Но какое впечатление производил Гёте на людей посторонних и непредвзятых, лучше всех рассказал нам Юнг-Штиллинг.

Впервые явившись к общему столу в трактире, Юнг-Штиллинг обратил внимание на молодого человека прекрасного роста, с большими, необыкновенно ясными глазами и великолепным лбом, который непринужденно вошел в комнату. «Вот, кажется, замечательный человек», — заметил приятель рассказчика, и тот согласился с ним, хотя и подумал, что незнакомец доставит им не очень приятные минуты. Уж очень он был недоступен и слишком свободно держался.

Гёте двадцать один год, он бывает в обществе, танцует, ищет дружбы, жаждет впечатлений. Но все же его подстерегает тьма, царящая в его душе, и какой-то голос твердит ему, что друзья вовсе не склонны отдавать себя именно ему.

«Мы любим друзей, как любим свою милую…

Мы такие скупердяи, что хотим иметь всегда самое лучшее… Мы обманулись сами, но боимся заявить об этом во всеуслышание и делаем вид, будто нас обманули другие».

Какие тяжелые и зрелые слова! И как умен он был, не отправив этого письма, черновик которого попал нам в руки… Гёте всегда общителен и всегда одинок.

Только женщинам отдает он себя всего, без оглядки; и всегда дает им больше, чем получает от них.
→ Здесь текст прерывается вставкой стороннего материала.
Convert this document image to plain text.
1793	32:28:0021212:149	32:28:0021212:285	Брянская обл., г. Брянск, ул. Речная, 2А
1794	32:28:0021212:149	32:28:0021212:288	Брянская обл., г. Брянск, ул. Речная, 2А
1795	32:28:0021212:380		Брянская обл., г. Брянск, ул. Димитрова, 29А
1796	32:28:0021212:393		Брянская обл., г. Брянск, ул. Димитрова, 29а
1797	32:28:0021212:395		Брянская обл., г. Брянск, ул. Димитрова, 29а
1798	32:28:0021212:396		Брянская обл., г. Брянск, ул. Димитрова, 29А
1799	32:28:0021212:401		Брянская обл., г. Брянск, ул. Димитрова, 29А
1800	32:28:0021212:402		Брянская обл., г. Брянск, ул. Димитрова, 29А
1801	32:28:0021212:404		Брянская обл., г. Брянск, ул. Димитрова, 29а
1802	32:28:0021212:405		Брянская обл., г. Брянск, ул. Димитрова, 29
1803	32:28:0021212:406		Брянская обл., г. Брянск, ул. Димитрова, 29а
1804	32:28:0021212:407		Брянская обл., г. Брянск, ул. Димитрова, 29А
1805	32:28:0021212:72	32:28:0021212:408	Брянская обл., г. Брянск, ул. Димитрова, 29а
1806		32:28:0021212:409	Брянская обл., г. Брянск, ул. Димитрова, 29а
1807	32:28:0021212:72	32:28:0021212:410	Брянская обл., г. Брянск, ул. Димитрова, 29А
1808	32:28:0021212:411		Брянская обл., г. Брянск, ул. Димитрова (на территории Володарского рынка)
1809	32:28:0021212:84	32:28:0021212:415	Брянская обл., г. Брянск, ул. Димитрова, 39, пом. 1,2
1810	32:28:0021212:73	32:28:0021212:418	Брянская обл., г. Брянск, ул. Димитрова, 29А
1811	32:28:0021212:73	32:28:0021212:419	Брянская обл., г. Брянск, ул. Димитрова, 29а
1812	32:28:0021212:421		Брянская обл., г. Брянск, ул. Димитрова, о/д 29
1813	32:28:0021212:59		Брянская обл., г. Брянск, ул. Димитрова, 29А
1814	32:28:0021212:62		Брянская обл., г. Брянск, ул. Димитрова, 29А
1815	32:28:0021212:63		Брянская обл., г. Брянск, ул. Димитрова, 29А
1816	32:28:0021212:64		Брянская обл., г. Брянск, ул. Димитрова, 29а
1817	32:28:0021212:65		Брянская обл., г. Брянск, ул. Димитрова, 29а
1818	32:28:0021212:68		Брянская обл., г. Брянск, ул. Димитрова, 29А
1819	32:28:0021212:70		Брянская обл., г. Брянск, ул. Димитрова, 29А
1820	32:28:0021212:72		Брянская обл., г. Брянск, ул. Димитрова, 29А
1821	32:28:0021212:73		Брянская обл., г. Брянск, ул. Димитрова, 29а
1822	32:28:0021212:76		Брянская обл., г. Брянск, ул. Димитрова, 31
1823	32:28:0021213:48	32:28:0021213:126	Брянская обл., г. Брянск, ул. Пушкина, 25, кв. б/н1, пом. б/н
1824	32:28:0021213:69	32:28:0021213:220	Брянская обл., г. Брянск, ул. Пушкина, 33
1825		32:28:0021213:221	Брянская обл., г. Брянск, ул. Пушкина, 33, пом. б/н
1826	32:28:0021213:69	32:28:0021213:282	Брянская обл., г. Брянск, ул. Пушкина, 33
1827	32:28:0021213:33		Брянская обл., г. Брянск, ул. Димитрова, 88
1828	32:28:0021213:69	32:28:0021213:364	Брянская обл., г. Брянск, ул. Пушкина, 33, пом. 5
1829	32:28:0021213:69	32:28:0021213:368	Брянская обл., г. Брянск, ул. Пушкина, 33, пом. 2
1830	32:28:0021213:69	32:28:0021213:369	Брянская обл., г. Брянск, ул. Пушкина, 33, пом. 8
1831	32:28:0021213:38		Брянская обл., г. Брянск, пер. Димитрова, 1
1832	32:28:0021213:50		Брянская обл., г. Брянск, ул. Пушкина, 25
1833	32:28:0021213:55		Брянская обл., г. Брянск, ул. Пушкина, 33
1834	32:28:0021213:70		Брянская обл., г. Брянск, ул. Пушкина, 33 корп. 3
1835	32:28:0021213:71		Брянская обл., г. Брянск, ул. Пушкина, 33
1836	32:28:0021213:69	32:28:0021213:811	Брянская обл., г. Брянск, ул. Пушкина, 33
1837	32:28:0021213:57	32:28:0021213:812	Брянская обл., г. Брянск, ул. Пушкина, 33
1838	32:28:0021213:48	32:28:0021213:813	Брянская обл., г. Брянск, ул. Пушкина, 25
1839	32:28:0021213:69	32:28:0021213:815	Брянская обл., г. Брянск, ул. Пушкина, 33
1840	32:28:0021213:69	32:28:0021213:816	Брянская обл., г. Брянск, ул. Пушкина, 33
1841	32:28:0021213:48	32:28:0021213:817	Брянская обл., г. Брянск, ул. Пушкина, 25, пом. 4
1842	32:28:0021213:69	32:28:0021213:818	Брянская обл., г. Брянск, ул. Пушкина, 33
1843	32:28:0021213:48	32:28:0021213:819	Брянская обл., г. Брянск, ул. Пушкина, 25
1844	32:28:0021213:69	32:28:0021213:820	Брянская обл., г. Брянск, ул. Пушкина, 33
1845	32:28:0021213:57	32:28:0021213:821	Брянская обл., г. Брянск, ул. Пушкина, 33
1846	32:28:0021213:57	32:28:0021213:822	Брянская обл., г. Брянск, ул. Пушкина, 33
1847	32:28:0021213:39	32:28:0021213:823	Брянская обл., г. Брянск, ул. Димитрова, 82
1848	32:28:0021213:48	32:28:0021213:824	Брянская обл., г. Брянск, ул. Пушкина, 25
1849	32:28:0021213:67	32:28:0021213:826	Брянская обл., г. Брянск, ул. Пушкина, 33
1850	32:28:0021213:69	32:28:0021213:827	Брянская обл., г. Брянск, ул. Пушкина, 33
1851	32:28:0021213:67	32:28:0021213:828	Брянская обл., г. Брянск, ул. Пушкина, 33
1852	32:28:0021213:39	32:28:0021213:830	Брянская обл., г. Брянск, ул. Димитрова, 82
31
В эти месяцы он опять переживает любовь, но в ней нет бури и натиска, так характерных для этого периода его жизни.

Любовь-идиллия… Удивительно спокойным кажется сердечное влечение Гёте среди всех потрясений этого года. И кажется, оно вовсе не связано с ними.

Ни стихи, ни письма, ни рассказы очевидцев, ни даже поэтическая исповедь Гёте, в которой он в старости прославил свою любовь, — ничто не свидетельствует о страсти. Три женщины составили эпоху в его юности, но среди них нет Фридерики. И все же в тот год она светила ему, как кроткая звезда, и навеки осталась в его творчестве бессмертным стихотворением.

В дом зезенгеймского пастора Гёте вошел вовсе не на такой литературный манер, как он описал это впоследствии.

Он еще не прочел тогда «Векфильдского священника». Впрочем, некоторые искусственные истоки у его любви к пасторской дочке все-таки были. Он разыграл перед этими незатейливыми людьми роль таинственного пришельца, человека, поглощенного духовными интересами, который стремится ко всему естественному в искусстве, природе и любви. И все-таки, хотя его поведение питалось литературными корнями, он сразу и непосредственно почувствовал прелесть золотоволосой девушки, которую повстречал на своем пути.

Однажды, пробираясь верхом по гористой местности, Гёте увидел девушку в крестьянском наряде, и на него повеяло неожиданным очарованием. «Она шла, стройная, легкая, почти невесомая, и казалось, что шея ее слишком хрупка для огромных белокурых кос, свисавших с грациозной головки. Веселые голубые глаза девушки зорко-презорко глядели по сторонам».

Гёте стремится сейчас ко всему естественному, к природе. Вскоре он начнет собирать старинные песни, которые распевают старые эльзасские крестьянки. Ему нравится, что Фридерика не умеет исполнять романсы, аккомпанируя себе на фортепьяно. Зато, гуляя в поле, она поет очаровательные народные песни.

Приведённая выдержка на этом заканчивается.